Eu desde sempre tive verdadeira paixão por animais, e sempre acreditei que mesmo os insetos considerados mais “asquerosos” têm direito à vida. Também sempre acreditei na teoria de que uma pessoa que maltrata um animal não pode ser uma boa pessoa, porque espancar um cachorro, em toda a sua ternura e vulnerabilidade, só pode partir de alguém que sente prazer no sofrimento alheio. Aos mais espiritualizados, é possível basear-se na crença de que um cão é um anjo de quatro patas, um enviado dos céus que veio para fazer o bem na Terra. A quem prefere manter-se com os pés firmes no chão, um cão pode ser somente uma versão incrível dos animais domésticos, um bicho que transforma lares e dá qualidade de vida às pessoas. Assim foi o meu Willy. Ele mudou os últimos dezesseis anos da minha vida, e eu francamente não sei dizer como teria sido todo esse tempo se ele não estivesse aqui. Muita coisa teria sido diferente, e eu não me atrevo a arriscar um palpite. Para a dor da saudade, como diz Ana Carolina na canção Quem de Nós Dois, apenas “faço das lembranças um lugar seguro”.

No dia de sua morte escrevi um pequeno texto em sua homenagem e publiquei em meu perfil pessoal no Facebook, acompanhado da última foto que tiramos juntos, e que encabeça este post. Abaixo, você pode lê-lo.

“Uma parte de mim costumava acreditar que você era para sempre. Hoje você foi embora, mas essa mesma parte continua viva, porque eu sei que um amor de dezesseis anos não nos deixa nunca. E você não era qualquer amor. Você era o meu bebê.

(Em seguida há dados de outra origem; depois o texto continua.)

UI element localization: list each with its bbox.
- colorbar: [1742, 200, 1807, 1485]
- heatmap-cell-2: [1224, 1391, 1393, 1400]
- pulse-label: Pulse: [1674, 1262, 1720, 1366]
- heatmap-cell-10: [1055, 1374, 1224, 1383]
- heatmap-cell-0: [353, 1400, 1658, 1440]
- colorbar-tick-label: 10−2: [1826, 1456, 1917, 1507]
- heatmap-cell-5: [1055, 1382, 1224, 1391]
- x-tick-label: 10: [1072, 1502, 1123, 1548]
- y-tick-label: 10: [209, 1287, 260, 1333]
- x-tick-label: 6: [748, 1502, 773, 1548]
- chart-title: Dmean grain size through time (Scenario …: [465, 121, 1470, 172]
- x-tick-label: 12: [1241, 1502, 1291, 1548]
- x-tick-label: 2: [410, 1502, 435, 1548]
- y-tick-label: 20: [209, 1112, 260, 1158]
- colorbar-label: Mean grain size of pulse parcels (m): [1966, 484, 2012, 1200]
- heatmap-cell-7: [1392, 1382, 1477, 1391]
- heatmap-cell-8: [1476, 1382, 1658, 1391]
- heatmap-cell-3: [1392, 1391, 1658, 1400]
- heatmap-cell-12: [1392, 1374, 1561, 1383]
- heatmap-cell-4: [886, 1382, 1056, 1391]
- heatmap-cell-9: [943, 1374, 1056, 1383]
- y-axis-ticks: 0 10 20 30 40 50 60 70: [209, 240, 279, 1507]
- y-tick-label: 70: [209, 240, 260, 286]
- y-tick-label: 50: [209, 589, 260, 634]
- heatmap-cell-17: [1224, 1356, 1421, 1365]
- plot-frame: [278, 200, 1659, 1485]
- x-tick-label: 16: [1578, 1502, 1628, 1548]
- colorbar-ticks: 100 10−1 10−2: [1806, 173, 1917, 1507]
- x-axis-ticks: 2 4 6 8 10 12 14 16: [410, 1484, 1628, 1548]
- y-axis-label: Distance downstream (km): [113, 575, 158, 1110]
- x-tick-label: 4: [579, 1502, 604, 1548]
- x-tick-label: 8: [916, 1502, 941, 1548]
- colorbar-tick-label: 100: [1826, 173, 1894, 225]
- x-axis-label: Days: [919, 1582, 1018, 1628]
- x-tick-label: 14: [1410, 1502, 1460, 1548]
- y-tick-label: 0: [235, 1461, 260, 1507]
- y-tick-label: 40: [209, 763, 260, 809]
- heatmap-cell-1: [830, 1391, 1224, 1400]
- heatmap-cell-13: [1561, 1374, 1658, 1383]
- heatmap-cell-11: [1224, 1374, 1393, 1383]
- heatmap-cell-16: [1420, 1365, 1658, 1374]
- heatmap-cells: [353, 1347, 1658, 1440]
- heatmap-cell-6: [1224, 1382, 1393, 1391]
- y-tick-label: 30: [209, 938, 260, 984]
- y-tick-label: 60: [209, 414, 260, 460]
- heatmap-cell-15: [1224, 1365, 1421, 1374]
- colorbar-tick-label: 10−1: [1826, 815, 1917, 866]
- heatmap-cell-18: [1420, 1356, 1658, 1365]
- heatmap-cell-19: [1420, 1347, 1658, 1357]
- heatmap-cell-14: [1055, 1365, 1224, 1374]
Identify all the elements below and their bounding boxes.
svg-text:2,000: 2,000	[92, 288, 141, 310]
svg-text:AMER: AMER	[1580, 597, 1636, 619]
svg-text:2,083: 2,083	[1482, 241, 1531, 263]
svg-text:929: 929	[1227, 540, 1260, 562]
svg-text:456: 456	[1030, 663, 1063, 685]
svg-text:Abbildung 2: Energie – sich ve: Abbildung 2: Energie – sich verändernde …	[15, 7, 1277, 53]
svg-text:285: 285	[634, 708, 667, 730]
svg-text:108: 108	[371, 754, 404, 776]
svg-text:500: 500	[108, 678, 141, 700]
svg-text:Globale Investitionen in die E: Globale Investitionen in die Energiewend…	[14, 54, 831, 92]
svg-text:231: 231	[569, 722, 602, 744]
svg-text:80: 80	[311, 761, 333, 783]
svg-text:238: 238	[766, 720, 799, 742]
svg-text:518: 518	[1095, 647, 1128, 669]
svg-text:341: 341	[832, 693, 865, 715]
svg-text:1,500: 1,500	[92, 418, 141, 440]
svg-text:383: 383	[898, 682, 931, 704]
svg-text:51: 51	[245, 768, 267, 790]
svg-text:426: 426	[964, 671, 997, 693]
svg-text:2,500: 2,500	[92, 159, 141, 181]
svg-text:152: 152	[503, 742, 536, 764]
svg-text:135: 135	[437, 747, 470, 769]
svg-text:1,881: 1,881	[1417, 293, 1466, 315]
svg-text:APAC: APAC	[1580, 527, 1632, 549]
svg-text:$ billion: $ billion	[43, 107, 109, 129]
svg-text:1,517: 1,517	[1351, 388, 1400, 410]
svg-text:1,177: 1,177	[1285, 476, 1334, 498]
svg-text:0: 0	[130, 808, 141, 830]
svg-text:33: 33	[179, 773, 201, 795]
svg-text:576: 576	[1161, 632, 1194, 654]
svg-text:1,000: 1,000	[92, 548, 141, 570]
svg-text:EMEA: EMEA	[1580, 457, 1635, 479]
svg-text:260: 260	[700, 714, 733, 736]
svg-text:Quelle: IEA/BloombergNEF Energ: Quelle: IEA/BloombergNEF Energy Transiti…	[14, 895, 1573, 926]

Ah meu Willy, meu anjinho, na sua cabeça tão pura nunca passou o tamanho do vazio que você deixa ao ir embora. Durante dezesseis anos nós dois fomos amigos, companheiros, cúmplices. E agora você se atreve a me deixar aqui sozinho, justamente no momento em que eu estou longe de casa e não pude nem mesmo me despedir.

Por mais que eu saiba que nos últimos tempos você estava sofrendo, dói saber que eu vou chegar em casa e você não vai estar lá. Mas você me ensinou muita coisa. Você veio aqui para cumprir uma missão, de estar ao meu lado, de cuidar de mim quando eu precisei de você. E eu agradeço profundamente a Deus por todos os momentos que passei do seu lado. Só eu sei o quanto a nossa cumplicidade e a nossa amizade foram importantes. Lamento não poder estar ao seu lado na hora em que você partiu. Às vezes a vida nos prega algumas peças.

E o que me resta dizer? Deus me deu de presente um longo tempo de convivência com você. Agora você foi ocupar o seu lugar de anjo no céu. Obrigado por tudo meu amor. Eu nunca vou me esquecer de você. Esta noite vou olhar para o céu e vou ver mais uma estrelinha brilhando”.